The meeting features award sessions highlighting honors like the Buckley Prize, the Oliver E. Buckley Condensed Matter Prize, and meetings of editorial boards from journals such as Physical Review Letters, Physical Review B, and Applied Physics Letters.
Typical attendance reaches tens of thousands of physicists including faculty, postdoctoral researchers, graduate students, and industry scientists from institutions such as University of California, Santa Barbara, Cornell University, Rice University, University of Texas at Austin, and Pennsylvania State University. Delegates include representatives from national labs like NIST, Lawrence Livermore National Laboratory, and international research centers including CERN, RIKEN, and Max Planck Institute for Solid State Research. Demographic trends reflect participation from regions represented by universities like University of Southern California, University of Washington, University of Michigan, University of Maryland, and Rutgers University.

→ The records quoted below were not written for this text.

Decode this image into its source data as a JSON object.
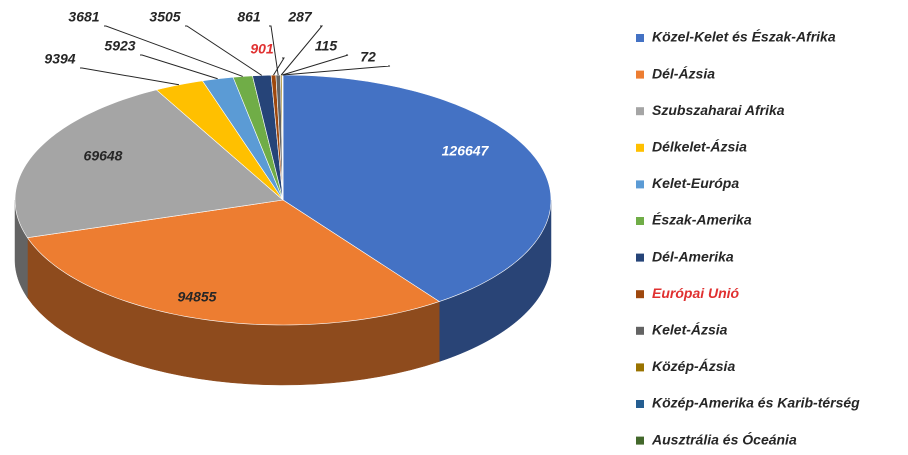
{
  "chart_data": {
    "type": "pie3d",
    "categories": [
      "Közel-Kelet és Észak-Afrika",
      "Dél-Ázsia",
      "Szubszaharai Afrika",
      "Délkelet-Ázsia",
      "Kelet-Európa",
      "Észak-Amerika",
      "Dél-Amerika",
      "Európai Unió",
      "Kelet-Ázsia",
      "Közép-Ázsia",
      "Közép-Amerika és Karib-térség",
      "Ausztrália és Óceánia"
    ],
    "values": [
      126647,
      94855,
      69648,
      9394,
      5923,
      3681,
      3505,
      901,
      861,
      287,
      115,
      72
    ],
    "colors": [
      "#4472c4",
      "#ed7d31",
      "#a5a5a5",
      "#ffc000",
      "#5b9bd5",
      "#70ad47",
      "#264478",
      "#9e480e",
      "#636363",
      "#997300",
      "#255e91",
      "#43682b"
    ],
    "highlight_category": "Európai Unió",
    "highlight_color": "#e03030",
    "legend": "right"
  }
}
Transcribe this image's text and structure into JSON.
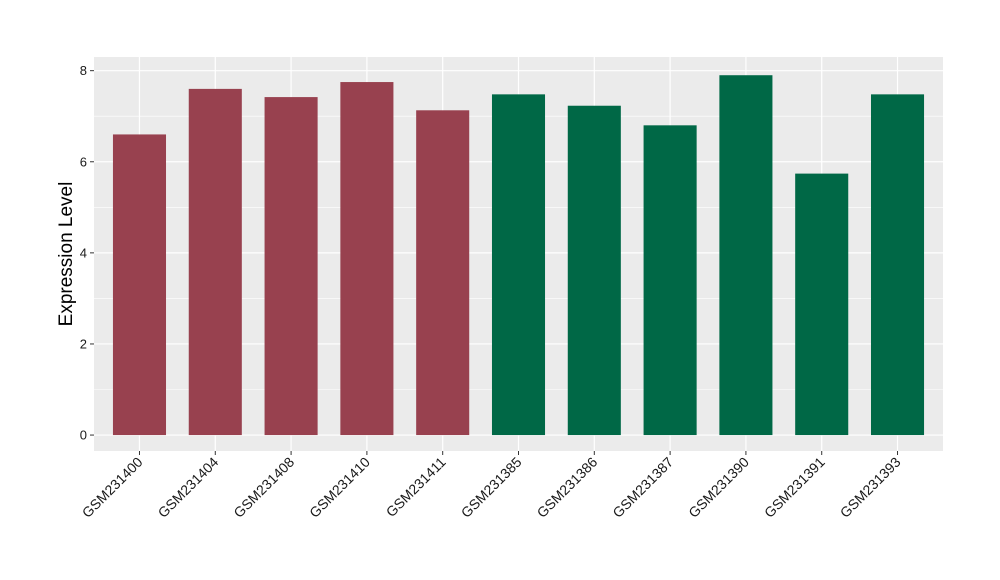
{
  "chart_data": {
    "type": "bar",
    "title": "",
    "xlabel": "",
    "ylabel": "Expression Level",
    "ylim": [
      -0.35,
      8.3
    ],
    "yticks": [
      0,
      2,
      4,
      6,
      8
    ],
    "grid": true,
    "legend": "none",
    "colors": {
      "panel_bg": "#ebebeb",
      "grid": "#ffffff",
      "group1": "#98414f",
      "group2": "#006846"
    },
    "categories": [
      "GSM231400",
      "GSM231404",
      "GSM231408",
      "GSM231410",
      "GSM231411",
      "GSM231385",
      "GSM231386",
      "GSM231387",
      "GSM231390",
      "GSM231391",
      "GSM231393"
    ],
    "values": [
      6.6,
      7.6,
      7.42,
      7.75,
      7.13,
      7.48,
      7.23,
      6.8,
      7.9,
      5.74,
      7.48
    ],
    "bar_colors": [
      "#98414f",
      "#98414f",
      "#98414f",
      "#98414f",
      "#98414f",
      "#006846",
      "#006846",
      "#006846",
      "#006846",
      "#006846",
      "#006846"
    ]
  }
}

Career-development events draw recruiters from companies like Google, Microsoft Research, Amazon Web Services, and DeepMind alongside startups spun out of labs at SRI International and Cambridge Enterprise.
The meeting has been the venue for high-profile announcements including breakthroughs in Graphene research tied to Andre Geim- and Konstantin Novoselov-era developments, advances in High-temperature superconductivity connected with Bednorz and Müller-era discussions, and key experimental results in Topological insulator physics building on work by researchers linked to Charles Kane and Shoucheng Zhang. Landmark presentations have showcased experimental confirmations of exotic quasiparticles related to Majorana fermion searches, emergent observations in Twisted bilayer graphene correlated with groups at Columbia University and MIT, and discoveries in Spintronics pursued by teams affiliated with IBM Research and Hitachi Research Laboratory.
Announcements concerning instrument developments—from upgrades at facilities like Advanced Photon Source to methodological advances associated with Cryogenic electron microscopy—have also been highlighted, echoing earlier influential reports presented at gatherings such as the American Crystallographic Association meetings.
The meeting shapes research agendas across academic and industrial sectors, influencing funding priorities at agencies like the National Institutes of Health where interdisciplinary links emerge, steering multi-institution collaborations reminiscent of consortia at JILA and Collaborative Innovation Centers. It fosters networking connecting early-career scientists from programs like Institute for Advanced Study visiting fellowships and postdoctoral tracks at Kavli Institute for Theoretical Physics. Outcomes include special journal issues in publications such as Reviews of Modern Physics and collaborative grant proposals to agencies like the European Research Council and national funding bodies.
By bringing together communities associated with Condensed matter physics, Materials Science, Quantum Information, and experimental facilities, the meeting continues to be a central forum for disseminating results that influence curricula at universities like Brown University, Duke University, and Johns Hopkins University and drive technological translation in companies such as Intel and TSMC.